Kellogg of Battle Creek, and others caught the infection and crossed
the ocean to become students of Priessnitz. The achievements of
these men in their respective fields of endeavor will stand as enduring
monuments to the eternal truths revealed by the genius of Nature
Cure.
Quimby,
the itinerant spiritualist and healer, became successful and renowned
by the application of the natural methods of cure. At first his
favorite methods were water, massage, magnetic and mental treatment.

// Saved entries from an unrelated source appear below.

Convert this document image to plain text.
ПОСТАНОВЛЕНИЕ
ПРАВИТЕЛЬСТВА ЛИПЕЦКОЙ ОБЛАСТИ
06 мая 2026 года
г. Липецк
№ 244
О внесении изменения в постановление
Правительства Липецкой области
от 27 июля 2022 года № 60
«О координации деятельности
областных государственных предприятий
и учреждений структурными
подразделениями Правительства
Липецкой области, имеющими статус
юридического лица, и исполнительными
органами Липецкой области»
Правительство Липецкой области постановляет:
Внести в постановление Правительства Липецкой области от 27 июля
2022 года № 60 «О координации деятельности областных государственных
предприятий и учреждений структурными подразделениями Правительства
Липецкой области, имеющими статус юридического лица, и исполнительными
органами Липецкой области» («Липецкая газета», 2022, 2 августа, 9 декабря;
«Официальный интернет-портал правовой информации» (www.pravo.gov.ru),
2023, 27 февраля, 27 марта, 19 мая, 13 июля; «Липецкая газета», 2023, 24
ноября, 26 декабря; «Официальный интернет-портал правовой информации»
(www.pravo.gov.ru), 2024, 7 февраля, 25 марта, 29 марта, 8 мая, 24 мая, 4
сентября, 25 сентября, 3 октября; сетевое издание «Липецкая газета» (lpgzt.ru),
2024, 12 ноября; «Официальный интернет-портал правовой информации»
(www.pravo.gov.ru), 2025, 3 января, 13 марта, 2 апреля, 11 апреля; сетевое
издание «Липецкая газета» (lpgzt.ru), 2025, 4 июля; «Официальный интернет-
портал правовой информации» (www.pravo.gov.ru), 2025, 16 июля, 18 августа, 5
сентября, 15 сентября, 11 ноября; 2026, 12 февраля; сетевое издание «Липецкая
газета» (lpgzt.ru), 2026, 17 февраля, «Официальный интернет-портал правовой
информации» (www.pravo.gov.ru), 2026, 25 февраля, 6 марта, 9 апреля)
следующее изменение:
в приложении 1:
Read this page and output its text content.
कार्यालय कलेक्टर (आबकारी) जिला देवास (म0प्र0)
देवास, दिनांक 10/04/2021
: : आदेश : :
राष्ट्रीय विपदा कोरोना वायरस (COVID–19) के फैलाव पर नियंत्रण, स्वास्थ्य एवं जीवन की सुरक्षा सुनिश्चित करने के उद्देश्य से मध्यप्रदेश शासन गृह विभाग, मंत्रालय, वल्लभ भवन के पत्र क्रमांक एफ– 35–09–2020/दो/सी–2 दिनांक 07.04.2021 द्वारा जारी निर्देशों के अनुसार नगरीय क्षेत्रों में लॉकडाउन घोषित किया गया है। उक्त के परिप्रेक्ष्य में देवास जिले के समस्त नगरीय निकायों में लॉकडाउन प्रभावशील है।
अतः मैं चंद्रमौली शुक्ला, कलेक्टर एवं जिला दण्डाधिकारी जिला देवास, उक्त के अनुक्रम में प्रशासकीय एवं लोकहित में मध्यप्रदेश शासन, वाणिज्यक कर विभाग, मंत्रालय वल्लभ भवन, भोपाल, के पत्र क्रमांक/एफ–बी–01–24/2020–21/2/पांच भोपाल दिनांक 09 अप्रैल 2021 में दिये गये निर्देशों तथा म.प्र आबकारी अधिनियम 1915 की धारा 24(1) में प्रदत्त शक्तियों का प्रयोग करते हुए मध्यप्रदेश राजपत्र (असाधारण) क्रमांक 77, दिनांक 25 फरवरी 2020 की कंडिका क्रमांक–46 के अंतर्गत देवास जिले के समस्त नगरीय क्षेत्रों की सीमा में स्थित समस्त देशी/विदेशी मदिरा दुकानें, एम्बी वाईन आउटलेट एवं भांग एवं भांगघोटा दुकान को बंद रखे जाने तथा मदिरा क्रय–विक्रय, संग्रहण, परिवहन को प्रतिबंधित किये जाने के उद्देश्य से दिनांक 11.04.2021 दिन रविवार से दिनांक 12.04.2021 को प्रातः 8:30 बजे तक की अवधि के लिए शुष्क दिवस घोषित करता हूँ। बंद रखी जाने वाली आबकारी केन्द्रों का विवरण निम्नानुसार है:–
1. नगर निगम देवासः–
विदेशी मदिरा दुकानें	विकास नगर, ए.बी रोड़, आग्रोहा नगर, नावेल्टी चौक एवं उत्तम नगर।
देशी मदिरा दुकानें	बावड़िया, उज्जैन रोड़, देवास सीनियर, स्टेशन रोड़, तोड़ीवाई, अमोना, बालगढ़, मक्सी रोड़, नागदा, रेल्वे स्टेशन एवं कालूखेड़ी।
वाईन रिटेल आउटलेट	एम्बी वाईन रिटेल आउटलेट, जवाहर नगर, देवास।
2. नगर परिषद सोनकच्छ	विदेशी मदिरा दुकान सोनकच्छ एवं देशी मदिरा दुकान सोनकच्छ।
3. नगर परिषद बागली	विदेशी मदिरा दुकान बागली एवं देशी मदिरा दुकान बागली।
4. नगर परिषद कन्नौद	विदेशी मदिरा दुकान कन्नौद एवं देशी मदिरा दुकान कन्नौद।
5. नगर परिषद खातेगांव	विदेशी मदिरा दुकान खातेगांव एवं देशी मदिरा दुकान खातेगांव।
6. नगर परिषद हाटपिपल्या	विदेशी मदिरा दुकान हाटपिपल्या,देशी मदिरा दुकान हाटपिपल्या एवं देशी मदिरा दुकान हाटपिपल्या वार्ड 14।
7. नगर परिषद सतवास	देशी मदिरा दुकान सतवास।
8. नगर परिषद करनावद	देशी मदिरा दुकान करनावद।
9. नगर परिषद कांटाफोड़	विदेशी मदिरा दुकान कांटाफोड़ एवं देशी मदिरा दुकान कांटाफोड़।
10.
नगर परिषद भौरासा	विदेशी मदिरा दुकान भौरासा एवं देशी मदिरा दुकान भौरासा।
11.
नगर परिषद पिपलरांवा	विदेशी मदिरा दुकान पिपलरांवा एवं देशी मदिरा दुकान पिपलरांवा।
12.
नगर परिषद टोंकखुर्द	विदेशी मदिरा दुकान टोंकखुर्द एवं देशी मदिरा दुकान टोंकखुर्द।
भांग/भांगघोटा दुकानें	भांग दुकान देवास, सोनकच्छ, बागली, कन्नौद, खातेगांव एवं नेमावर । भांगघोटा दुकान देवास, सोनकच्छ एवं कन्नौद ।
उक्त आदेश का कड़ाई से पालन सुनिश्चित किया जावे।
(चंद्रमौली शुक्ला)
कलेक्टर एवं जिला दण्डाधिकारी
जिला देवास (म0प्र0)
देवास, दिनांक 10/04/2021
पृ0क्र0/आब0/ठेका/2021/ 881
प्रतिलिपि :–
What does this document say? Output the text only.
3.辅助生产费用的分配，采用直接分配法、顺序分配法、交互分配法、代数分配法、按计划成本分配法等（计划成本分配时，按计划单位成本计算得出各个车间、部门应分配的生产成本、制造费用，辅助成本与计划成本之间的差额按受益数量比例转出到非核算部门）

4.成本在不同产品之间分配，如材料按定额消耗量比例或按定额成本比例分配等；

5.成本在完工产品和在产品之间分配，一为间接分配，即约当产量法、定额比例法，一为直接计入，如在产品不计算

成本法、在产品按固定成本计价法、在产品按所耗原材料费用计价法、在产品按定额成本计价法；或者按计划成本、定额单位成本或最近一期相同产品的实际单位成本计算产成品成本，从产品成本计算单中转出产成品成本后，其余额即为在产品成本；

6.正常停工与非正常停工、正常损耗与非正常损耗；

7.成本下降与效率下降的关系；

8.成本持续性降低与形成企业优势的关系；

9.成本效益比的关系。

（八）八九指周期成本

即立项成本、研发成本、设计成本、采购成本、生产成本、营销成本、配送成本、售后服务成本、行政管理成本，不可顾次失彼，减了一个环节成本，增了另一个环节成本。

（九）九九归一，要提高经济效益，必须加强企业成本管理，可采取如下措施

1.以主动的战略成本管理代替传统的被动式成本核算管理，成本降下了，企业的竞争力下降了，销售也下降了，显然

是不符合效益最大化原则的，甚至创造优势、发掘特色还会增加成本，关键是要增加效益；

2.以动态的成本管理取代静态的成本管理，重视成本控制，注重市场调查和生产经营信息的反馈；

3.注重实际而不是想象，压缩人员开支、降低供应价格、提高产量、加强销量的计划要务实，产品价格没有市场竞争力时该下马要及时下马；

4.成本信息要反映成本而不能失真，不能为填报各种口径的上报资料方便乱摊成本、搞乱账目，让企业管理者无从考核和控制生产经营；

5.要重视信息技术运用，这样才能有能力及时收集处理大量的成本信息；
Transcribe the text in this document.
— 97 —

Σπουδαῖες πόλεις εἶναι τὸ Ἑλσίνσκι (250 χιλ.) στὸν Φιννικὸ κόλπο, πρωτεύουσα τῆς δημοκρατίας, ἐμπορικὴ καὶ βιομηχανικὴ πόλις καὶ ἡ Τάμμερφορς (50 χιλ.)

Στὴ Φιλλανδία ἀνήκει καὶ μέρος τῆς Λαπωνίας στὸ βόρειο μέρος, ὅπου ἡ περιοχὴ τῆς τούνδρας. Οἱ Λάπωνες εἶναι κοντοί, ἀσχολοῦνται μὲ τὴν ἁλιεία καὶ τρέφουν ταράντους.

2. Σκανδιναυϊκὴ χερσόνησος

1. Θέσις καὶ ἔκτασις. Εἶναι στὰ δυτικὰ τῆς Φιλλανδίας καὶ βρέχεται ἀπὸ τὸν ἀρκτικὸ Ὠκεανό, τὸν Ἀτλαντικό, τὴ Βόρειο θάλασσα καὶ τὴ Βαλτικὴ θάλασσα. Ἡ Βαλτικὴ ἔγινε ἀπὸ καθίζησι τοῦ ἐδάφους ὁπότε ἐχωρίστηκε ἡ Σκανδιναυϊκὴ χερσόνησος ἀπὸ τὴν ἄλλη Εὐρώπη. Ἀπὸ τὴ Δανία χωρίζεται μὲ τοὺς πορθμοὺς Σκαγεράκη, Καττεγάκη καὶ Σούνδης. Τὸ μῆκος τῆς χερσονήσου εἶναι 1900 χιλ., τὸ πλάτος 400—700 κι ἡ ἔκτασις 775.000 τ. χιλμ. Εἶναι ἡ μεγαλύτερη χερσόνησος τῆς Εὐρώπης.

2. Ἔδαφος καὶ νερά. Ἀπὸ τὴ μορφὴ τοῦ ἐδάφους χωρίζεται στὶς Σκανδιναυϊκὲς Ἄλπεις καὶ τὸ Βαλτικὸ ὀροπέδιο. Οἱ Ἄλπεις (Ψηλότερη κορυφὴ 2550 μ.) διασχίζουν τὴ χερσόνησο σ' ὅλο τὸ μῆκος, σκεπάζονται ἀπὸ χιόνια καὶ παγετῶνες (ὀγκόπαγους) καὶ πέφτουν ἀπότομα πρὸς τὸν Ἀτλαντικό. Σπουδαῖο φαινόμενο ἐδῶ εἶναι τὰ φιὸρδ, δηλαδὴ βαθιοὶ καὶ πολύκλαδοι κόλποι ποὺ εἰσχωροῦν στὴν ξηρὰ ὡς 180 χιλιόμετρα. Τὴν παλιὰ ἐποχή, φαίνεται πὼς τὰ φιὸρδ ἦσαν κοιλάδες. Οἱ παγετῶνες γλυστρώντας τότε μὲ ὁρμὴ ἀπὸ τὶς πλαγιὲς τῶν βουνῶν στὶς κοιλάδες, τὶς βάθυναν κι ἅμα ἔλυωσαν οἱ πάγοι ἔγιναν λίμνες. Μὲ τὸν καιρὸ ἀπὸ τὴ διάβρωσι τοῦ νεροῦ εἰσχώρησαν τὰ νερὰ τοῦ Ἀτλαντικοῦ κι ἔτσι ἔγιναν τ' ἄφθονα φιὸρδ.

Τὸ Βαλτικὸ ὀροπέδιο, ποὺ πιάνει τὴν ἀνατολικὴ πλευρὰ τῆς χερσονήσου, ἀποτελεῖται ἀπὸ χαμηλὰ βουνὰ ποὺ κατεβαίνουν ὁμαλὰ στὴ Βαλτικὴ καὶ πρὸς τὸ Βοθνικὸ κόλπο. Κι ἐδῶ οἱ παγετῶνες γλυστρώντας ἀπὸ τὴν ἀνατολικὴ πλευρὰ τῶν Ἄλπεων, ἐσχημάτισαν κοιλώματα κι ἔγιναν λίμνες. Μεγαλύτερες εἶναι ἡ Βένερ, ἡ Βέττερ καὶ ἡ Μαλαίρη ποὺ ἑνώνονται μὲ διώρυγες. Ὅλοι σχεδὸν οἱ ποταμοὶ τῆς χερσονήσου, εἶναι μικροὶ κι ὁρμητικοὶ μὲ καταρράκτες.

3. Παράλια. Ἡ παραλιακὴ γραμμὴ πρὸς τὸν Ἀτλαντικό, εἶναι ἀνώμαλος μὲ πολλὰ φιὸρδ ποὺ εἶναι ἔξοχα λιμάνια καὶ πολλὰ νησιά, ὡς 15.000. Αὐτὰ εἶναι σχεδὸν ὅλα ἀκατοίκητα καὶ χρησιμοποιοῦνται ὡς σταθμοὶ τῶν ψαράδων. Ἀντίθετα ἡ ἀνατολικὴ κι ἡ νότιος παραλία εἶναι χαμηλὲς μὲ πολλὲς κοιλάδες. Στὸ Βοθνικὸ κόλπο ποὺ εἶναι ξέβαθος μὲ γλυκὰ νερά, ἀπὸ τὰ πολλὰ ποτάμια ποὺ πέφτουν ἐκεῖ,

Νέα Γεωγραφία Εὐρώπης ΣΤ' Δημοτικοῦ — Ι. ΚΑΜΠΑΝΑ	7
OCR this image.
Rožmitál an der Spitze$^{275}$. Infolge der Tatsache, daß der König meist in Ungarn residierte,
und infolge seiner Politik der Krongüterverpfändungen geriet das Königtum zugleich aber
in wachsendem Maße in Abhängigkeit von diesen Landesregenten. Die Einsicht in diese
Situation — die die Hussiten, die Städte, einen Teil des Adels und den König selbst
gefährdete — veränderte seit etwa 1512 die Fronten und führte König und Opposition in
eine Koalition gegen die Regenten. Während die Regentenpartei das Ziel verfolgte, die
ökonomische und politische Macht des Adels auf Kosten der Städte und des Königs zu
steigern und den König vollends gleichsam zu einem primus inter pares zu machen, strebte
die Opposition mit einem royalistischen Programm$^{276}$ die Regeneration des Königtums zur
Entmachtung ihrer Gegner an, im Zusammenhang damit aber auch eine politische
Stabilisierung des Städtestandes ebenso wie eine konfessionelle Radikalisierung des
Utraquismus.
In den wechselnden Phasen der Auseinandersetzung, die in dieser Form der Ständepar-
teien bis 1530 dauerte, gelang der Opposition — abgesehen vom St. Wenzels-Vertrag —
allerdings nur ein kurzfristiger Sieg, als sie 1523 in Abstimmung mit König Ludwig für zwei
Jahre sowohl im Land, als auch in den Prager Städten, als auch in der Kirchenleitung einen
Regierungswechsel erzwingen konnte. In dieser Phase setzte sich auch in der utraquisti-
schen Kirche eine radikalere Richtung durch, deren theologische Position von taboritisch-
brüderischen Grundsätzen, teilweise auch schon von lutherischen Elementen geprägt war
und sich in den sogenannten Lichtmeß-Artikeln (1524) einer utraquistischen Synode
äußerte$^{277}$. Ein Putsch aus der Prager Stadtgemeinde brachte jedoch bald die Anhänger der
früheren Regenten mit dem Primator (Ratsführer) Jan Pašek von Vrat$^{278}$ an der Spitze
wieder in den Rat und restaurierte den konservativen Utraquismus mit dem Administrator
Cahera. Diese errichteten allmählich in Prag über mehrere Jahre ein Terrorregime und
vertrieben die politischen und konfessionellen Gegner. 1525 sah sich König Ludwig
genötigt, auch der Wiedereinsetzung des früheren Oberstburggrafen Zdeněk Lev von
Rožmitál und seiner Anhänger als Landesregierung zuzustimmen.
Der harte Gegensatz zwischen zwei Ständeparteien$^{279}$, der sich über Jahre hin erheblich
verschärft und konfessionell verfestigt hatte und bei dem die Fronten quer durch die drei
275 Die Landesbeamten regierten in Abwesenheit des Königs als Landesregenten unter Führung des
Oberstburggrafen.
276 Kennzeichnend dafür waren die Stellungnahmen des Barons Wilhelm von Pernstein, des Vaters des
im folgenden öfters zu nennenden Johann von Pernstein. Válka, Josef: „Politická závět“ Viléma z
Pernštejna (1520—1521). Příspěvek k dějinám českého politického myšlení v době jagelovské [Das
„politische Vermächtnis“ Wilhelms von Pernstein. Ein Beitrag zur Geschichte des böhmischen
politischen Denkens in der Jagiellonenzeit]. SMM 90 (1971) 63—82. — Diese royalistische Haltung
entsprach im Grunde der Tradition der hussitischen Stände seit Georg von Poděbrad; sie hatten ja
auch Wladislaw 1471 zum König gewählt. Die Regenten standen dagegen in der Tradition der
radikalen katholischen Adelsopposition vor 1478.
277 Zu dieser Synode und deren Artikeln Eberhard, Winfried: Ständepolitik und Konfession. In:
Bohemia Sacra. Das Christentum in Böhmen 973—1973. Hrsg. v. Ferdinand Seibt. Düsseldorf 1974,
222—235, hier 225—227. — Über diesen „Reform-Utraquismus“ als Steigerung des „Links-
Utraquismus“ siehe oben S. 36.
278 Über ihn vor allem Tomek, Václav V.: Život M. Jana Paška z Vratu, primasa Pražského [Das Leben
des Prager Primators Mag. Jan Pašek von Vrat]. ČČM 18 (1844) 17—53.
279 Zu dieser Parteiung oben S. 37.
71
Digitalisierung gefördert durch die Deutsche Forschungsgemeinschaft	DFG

Gradually he concentrated his efforts on metaphysical methods of
cure, and before he died, he evolved a complete system of magnetic
and mental therapeutics.
Quimby's
teachings and methods were adopted by Mrs. Eddy, his most enthusiastic
pupil, and by her elaborated into Christian Science, the latest
and most successful of modern mental-healing cults.
Dr.
Still of Kirksville, Missouri, made a valuable addition to natural
methods of treatment by the invention of Osteopathy, a system of
scientific manipulation of the bony structures, nerves and nerve
centers, muscles and ligaments. A later development of manipulative
science is Chiropractic, originated by Dr. Palmer of Davenport,
Iowa. Thus the simple pioneers of German Nature Cure, every one
of them gifted by Nature with the instinct and genius of the true
healer, who is born, not made, laid the foundation for the worldwide
modern healthculture movement.
They
were not blinded or confused by the conflicting theories of books
and authorities, or by the action of a thousand different drugs
on a legion of different symptoms, but applied common-sense reasoning
to the solution of the problems of health, disease and cure.
They
went for inspiration to field and forest rather than to the murky
atmosphere of the dissecting and vivisection rooms. They studied
the whole and not only the parts, causes as well as effects and
symptoms. Realizing that man had lost his natural instinct and strayed
far from Nature's ways, they studied and imitated the natural habits
of the animal creation rather than the confusing doctrines of the
schools.
Thus
they proclaimed the "return to Nature" and the "new
gospel of health," which are destined to free humanity from
the destructive influences of alcoholism, red meat overeating, the
dope and tobacco habit, and of drug poisoning, vaccination, surgical
mutilation, vivisection and a thousand other abuses practiced in
the name of science.
When
parents learn how to create children in accord with natural law,
how to mold their bodies and their characters into harmony and beauty
before the new life sees the light of day, when they learn to rear
their offspring in health of body and purity of mind in harmony
with the laws of their being, then we shall have true types of beautiful
manhood and womanhood, then children will no longer be a curse and
a burden to themselves and to those who bring them into the world
or to society at large.
These
thoughts are not the mere dreams of a visionary. When we see the
wonderful changes wrought in a human being by a few months or years
of rational living and treatment, it seems not impossible or improbable
that these ideals may be realized within a few generations.
Children
thus born and reared in harmony with the law will be the future
masters of the earth. They will need neither gold nor influence
to win in the race of life—their innate powers of body and
soul will make them victors over every circumstance. The offspring
of alcoholism, drug poisoning and sexual perversity will cut but
sorry figures in comparison with the manhood and womanhood of a
true and noble aristocracy of health.